絕望惡魔一邊狂笑著,一邊用手裡的魔導書引導著鳶一折紙的行動。
“簽下它!”
在塔·伊沙那一次次充滿了誘惑的言語下,迷迷糊糊間,鳶一折紙感到自己的內心像是有什麽被點燃了一般,一股怒火突然湧現。
“殺死…全部,精靈!”
用盡最後一點力氣,鳶一折紙將她的手指按在了那份紅色的契約上!
然後在這一瞬間,
無數的光芒射進了這個漆黑的空間,鳶一折紙也感覺有一股源源不斷的力量開始注入到自己的體內。 這股奇妙的力量溫暖了她的身體,然後匯聚到了她的心臟處。
“看來是到暫時分別的時候了,那麽有緣再見。”
看著即將消失的絕望惡魔,知道自己被復活了的鳶一折紙最後一秒說出了道謝的話。
“謝謝你,巴耶力!”
然後突然在停屍間的床上醒來的她,捂著自己的胸口,一邊感受著心臟的跳動一邊從床上慢慢的走下。
潔白的手背上,一個若隱若現的印記烙印其上。
她沒發現的是,一個拿著槍的紅色身影消失在了她身後的陰影中。
“接下來就交給你了,“我”啊。”
話剛落音,一道驚訝中帶著驚喜的聲音出現在了停屍房的門口。
“折紙?!”
正準備推門離開的折紙與早已哭腫了眼的日下部鐐子,正在停屍間的門前四目相對。
—————
“所以我們什麽時候能開始工作啊?”
在距離戰鬥結束後的第三個小時,在目睹了重要人物之一的鳶一折紙被赫巴毫不留情的殺死後。

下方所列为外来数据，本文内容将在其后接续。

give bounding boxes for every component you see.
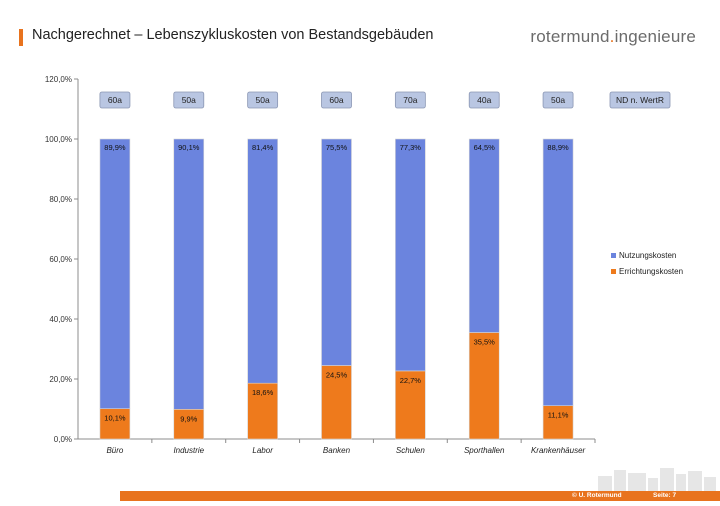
data-label-nutzungskosten: 90,1% (178, 143, 200, 152)
lifespan-header: ND n. WertR (616, 95, 664, 105)
data-label-nutzungskosten: 64,5% (474, 143, 496, 152)
y-tick-label: 20,0% (49, 375, 72, 384)
bar-nutzungskosten (468, 138, 500, 333)
lifespan-label: 50a (182, 95, 196, 105)
data-label-nutzungskosten: 75,5% (326, 143, 348, 152)
y-tick-label: 100,0% (45, 135, 72, 144)
lifespan-label: 70a (403, 95, 417, 105)
footer-copyright: © U. Rotermund (572, 492, 622, 499)
lifespan-label: 50a (551, 95, 565, 105)
bar-nutzungskosten (395, 138, 426, 372)
x-category-label: Industrie (173, 446, 204, 455)
x-category-label: Labor (252, 446, 273, 455)
x-category-label: Krankenhäuser (531, 446, 586, 455)
data-label-nutzungskosten: 89,9% (104, 143, 126, 152)
x-category-label: Sporthallen (464, 446, 505, 455)
footer-bar: © U. Rotermund Seite: 7 (120, 491, 720, 501)
brand-dot: . (609, 27, 615, 46)
bar-nutzungskosten (173, 138, 205, 410)
data-label-errichtungskosten: 35,5% (474, 338, 496, 347)
bar-errichtungskosten (173, 408, 205, 440)
footer-page: Seite: 7 (653, 492, 677, 499)
data-label-nutzungskosten: 77,3% (400, 143, 422, 152)
x-category-label: Schulen (396, 446, 425, 455)
brand-rest: ingenieure (614, 27, 696, 46)
brand-main: rotermund (530, 27, 610, 46)
lifespan-label: 60a (108, 95, 122, 105)
lifespan-header-box (609, 91, 671, 109)
y-tick-label: 0,0% (54, 435, 72, 444)
lifespan-label-box (321, 91, 352, 109)
bar-errichtungskosten (321, 365, 352, 440)
x-category-label: Büro (106, 446, 123, 455)
lifespan-label-box (542, 91, 574, 109)
lifespan-label: 50a (256, 95, 270, 105)
lifespan-label-box (394, 91, 426, 109)
x-category-label: Banken (323, 446, 351, 455)
bar-errichtungskosten (247, 382, 278, 440)
data-label-errichtungskosten: 11,1% (548, 411, 569, 420)
brand-logo: rotermund.ingenieure (530, 27, 696, 47)
legend-label: Nutzungskosten (619, 251, 676, 260)
lifespan-label-box (468, 91, 500, 109)
y-tick-label: 120,0% (45, 75, 72, 84)
bar-errichtungskosten (395, 370, 426, 440)
bar-nutzungskosten (247, 138, 278, 384)
legend-swatch (611, 269, 616, 274)
lifespan-label-box (99, 91, 131, 109)
data-label-nutzungskosten: 81,4% (252, 143, 274, 152)
data-label-nutzungskosten: 88,9% (547, 143, 569, 152)
data-label-errichtungskosten: 9,9% (180, 414, 197, 423)
data-label-errichtungskosten: 24,5% (326, 371, 348, 380)
data-label-errichtungskosten: 22,7% (400, 376, 422, 385)
bar-errichtungskosten (542, 405, 574, 440)
legend-label: Errichtungskosten (619, 267, 683, 276)
bar-nutzungskosten (321, 138, 352, 366)
lifespan-label-box (173, 91, 205, 109)
y-tick-label: 40,0% (49, 315, 72, 324)
y-tick-label: 80,0% (49, 195, 72, 204)
data-label-errichtungskosten: 18,6% (252, 388, 274, 397)
legend-swatch (611, 253, 616, 258)
title-accent-bar (19, 29, 23, 46)
bar-nutzungskosten (99, 138, 131, 410)
y-tick-label: 60,0% (49, 255, 72, 264)
lifespan-label: 40a (477, 95, 491, 105)
bar-nutzungskosten (542, 138, 574, 407)
data-label-errichtungskosten: 10,1% (104, 414, 126, 423)
lifespan-label-box (247, 91, 279, 109)
slide-title: Nachgerechnet – Lebenszykluskosten von B… (32, 27, 434, 43)
lifespan-label: 60a (329, 95, 343, 105)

陷入了沉默的凌伊被赫巴提著,來到了這家離戰場不遠的咖啡店裡。
不知道為什麽,在結束戰鬥後赫巴給凌伊的突然變了。
看著幾乎要癱在沙發上葛優躺的赫巴,凌伊不禁感到了一絲奇怪的反差。
不同於戰鬥時的興奮和激烈,戰鬥之後的赫巴給凌尹唯一的感覺除了頹廢外,就是十分的頹廢和鹹魚。
“別急嘛,而且你也沒說那個白發笨蛋是重要人物啊。”
剛剛才從助手那裡得到殺死主要人物會引起極大麻煩和扣除工資的赫巴聳了聳肩,表現出一副無所謂的樣子,然後呡了口咖啡。
畢竟人殺都殺了,赫巴也不想浪費時間用死靈法術再給她拉起來。
不過讓他在意的是,那個效果明明很差的試作品所產生的巨大威力。
如果他還沒記錯的話,那個懷表是他用了很多珍貴材料做出來的一個只能稍微停滯一下空間的小玩具。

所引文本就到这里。